25 millions de personnes se retrouvent dans le sikhisme à travers le monde, dont 80 % en Inde. Cette religion monothéiste veut dépasser hindouisme et islam en cherchant à exprimer la vérité contenue dans chacune de ces confessions, par-delà les rituels.

Temple d’Or à Amritsar, ville sainte pour les sikhs. Cours du soir. Des préadolescents d’une douzaine d’années apprennent à nouer leurs turbans. Obligation pour pouvoir assister aux cours de l’école religieuse à partir d’un certain âge. Tout commence avec des bandes de tissus de huit mètres. 60 manières de faire. Initiation, autrement plus complexe qu’apprendre à faire un nœud de cravate.

Bien des raisons poussent aujourd’hui les sikhs à renoncer à la barbe et au turban, malgré l’interdiction religieuse de se couper les cheveux. Les attaques et les moqueries d’abord. Se protéger. Souci de modernité et volonté de plaire ensuite, dans un monde qui chasse le poil. Lois sur la laïcité enfin, pour les enfants sikhs scolarisés dans les écoles françaises.

À Delhi, le quartier de Youngpura, à force de passer de bouche en bouche, est devenu Jangpura. Chaque célébration sikhe est l’occasion d’occuper la rue. Guru Nanak Jayanti permet de célébrer en novembre l’anniversaire du gourou fondateur du sikhisme en 1496. Le 13 mars, la communauté sikhe commémore ses martyrs de la partition lors de Shahidi Diwas.

Chaque famille ou presque à Delhi a dans sa mémoire familiale un récit dramatique lié à la partition de l’Inde en août 1947. Les grands-parents disparaissent à mesure, mais leurs souvenirs de la partition sont jalousement entretenus par la jeunesse indienne. Beaucoup d’habitants de Delhi ont leurs racines au Pendjab. De fait, le propriétaire pendjabi intraitable avec ses locataires de la jeune génération est devenu un lieu commun du roman contemporain indien.

À Jangpura, les réfugiés arrivés venaient de la partie pakistanaise du Pendjab. Ils étaient sikhs. Encore aujourd’hui, les sikhs représentent la population majoritaire du quartier, qui a commencé à se former entre 1950 et 1951.

Interviewé par l’Hindustan Times, Tilak Raj Bhambri, qui habite depuis 60 ans à Jangpura, se rappelle que le quartier était une jungle avec seulement quelques maisons en 1952. Il était dangereux de sortir la nuit, en raison de la présence de nombreux chacals. Ce qui est devenu aujourd’hui l’hôtel Rajdoot était un lieu de recel pour les voleurs cherchant à monnayer leur butin. L’électricité est arrivée en 1956.

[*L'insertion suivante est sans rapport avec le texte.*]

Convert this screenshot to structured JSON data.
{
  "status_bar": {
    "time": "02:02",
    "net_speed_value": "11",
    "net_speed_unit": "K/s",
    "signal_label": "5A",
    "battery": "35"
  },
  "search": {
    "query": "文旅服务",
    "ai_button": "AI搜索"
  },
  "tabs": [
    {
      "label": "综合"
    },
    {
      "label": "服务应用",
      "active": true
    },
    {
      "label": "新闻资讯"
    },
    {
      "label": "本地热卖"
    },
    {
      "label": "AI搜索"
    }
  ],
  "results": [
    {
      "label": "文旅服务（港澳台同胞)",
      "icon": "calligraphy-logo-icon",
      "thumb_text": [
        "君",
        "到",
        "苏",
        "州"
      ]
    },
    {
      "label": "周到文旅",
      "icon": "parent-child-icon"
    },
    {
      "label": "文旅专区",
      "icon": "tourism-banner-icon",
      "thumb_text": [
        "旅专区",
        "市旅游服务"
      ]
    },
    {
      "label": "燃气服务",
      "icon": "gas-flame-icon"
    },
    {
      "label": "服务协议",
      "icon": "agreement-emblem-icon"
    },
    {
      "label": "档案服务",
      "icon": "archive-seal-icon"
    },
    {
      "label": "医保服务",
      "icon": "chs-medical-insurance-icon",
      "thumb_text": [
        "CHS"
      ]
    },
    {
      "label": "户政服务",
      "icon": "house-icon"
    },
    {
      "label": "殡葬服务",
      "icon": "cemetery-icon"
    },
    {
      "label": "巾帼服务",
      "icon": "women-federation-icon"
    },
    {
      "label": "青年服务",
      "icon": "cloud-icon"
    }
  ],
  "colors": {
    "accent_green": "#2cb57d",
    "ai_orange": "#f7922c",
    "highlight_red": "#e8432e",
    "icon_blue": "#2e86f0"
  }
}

Les premiers habitants de Jangpura étaient déjà des réfugiés. Les habitants du village de Raisina y avaient été en effet déplacés par l’administration coloniale britannique dans le cadre de la construction de New Delhi. Raisina a disparu pour devenir Rajpath, équivalent des Champs-Élysées pour Paris.

Jangpura est aujourd’hui un quartier très recherché. Les loyers y sont encore raisonnables par rapport au quartier voisin de Defence Colony, qui accueille la bonne société de Delhi et les expatriés. D’après Proyashi Barua, la proximité du quartier avec les principales artères du sud et du centre de Delhi joue pour beaucoup dans cet attrait. Jangpura est également considéré comme un quartier sûr. Enfin, le marché le plus proche, celui de Bhogal, est réputé pour ses nombreux artisans, qu’ils soient plombiers, électriciens ou serruriers.

Toutefois, il vaut mieux ne pas confondre Jangpura A, Jangpura Extension et Jangpura B. Ce dernier secteur subit en effet régulièrement des coupures d’eau. Inconvénient majeur pour la nouvelle classe moyenne indienne, les places pour se garer y sont rares. De plus, Jangpura B n’accueille pas de poste de police. Enfin, les deux parcs de Jangpura B sont à l’abandon et servent de dépotoirs.

Pendant ce temps, soucieuse de ménager toutes les religions, l’association des habitants de Jangpura mène diverses intrigues auprès de l’autorité de développement de Delhi pour obtenir un nouveau temple hindou et un gurdwara supplémentaire à Jangpura B. Située entre Jangpura et le quartier musulman de Nizamuddin, la mosquée illégale, Noor Masjid, a été rasée en février 2011. Deux jours de violence, des bus attaqués, des voitures incendiées. Un nouveau terrain a été attribué.